The industry has a name for this trend: price compression.

Think about it. Circus Circus regularly offers rooms for under $100 per night... But today, the same can be said of a number of more upscale Strip hotels. And for only $20-30 more per night, wouldn't you want to upgrade to, say, Luxor, Monte Carlo, or New York New York?

And speaking of that end of The Strip, that's the other reason why Circus Circus' fortunes have so suddenly changed. Much of The North Strip now consists of mothballed "skeletons" of former construction sites, so Circus Circus can't count on pedestrian traffic from nearby casinos like Excalibur can on The South Strip.

Excalibur is more centrally located on the Strip, with more walk-by traffic and proximity to higher-end hotels, and it posted operating income of $8.4 million in the fourth quarter. That’s within striking distance of the $8.9 million earned by neighboring Mandalay Bay, a much larger and more luxurious property that includes The Hotel, an upscale hotel expansion.

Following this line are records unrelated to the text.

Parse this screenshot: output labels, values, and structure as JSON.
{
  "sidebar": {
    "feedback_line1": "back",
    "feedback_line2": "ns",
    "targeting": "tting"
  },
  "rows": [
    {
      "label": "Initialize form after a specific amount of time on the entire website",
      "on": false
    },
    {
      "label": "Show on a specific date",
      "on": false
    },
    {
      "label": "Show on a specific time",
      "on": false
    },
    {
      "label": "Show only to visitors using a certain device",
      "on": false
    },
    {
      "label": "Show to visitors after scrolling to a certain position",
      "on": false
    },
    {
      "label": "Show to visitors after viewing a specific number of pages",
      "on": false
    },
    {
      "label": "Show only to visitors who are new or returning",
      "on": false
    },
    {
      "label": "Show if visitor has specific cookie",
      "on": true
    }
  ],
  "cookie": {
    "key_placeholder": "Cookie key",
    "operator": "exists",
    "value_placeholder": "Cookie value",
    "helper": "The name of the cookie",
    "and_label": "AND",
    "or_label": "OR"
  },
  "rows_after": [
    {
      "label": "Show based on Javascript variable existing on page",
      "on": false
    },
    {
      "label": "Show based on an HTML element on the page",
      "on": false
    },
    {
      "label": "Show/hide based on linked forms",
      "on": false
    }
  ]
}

For 2009, Excalibur posted $48 million in operating income. That’s down from $84 million the prior year but was better than Monte Carlo, New York-New York and Luxor, which are more expensive properties with higher-end amenities.

Circus Circus and Excalibur earned vastly different amounts of a key profit indicator called EBITDA — earnings before interest, taxes, depreciation and amortization. By this measure, Excalibur earned $72.1 million against Circus Circus’ $27.1 million. Excalibur’s EBITDA fell 35 percent, which is more within the range suffered by other major casinos in the recession. Circus Circus’ EBITDA, however, fell by 52 percent.

Excalibur benefits from being "the low rent alternative" to Mandalay Bay, MGM Grand, and other nearby higher end MGM Mirage casinos. The same can't be said, however, of Circus Circus, since its next door neighbors are now... Well, nothing. The lot at the corner of Las Vegas Blvd. and Sahara Ave. is empty, and Echelon won't resume construction until 2012 at the earliest.

And obviously, it isn't just MGM Mirage feeling the pain with Circus Circus. Riviera and Sahara have also suffered from this curse of the mothballs, as Fontainebleau looks likely to remain a smoldering hot mess until Carl Icahn decides to finally finish it.

So in the coming weeks, months, and years, it will be interesting to see what happens on The North Strip, what was once "The Original Strip". Many of the casinos up there were once sturdy survivors... But will they be able to survive the rest of "The Great Recession"?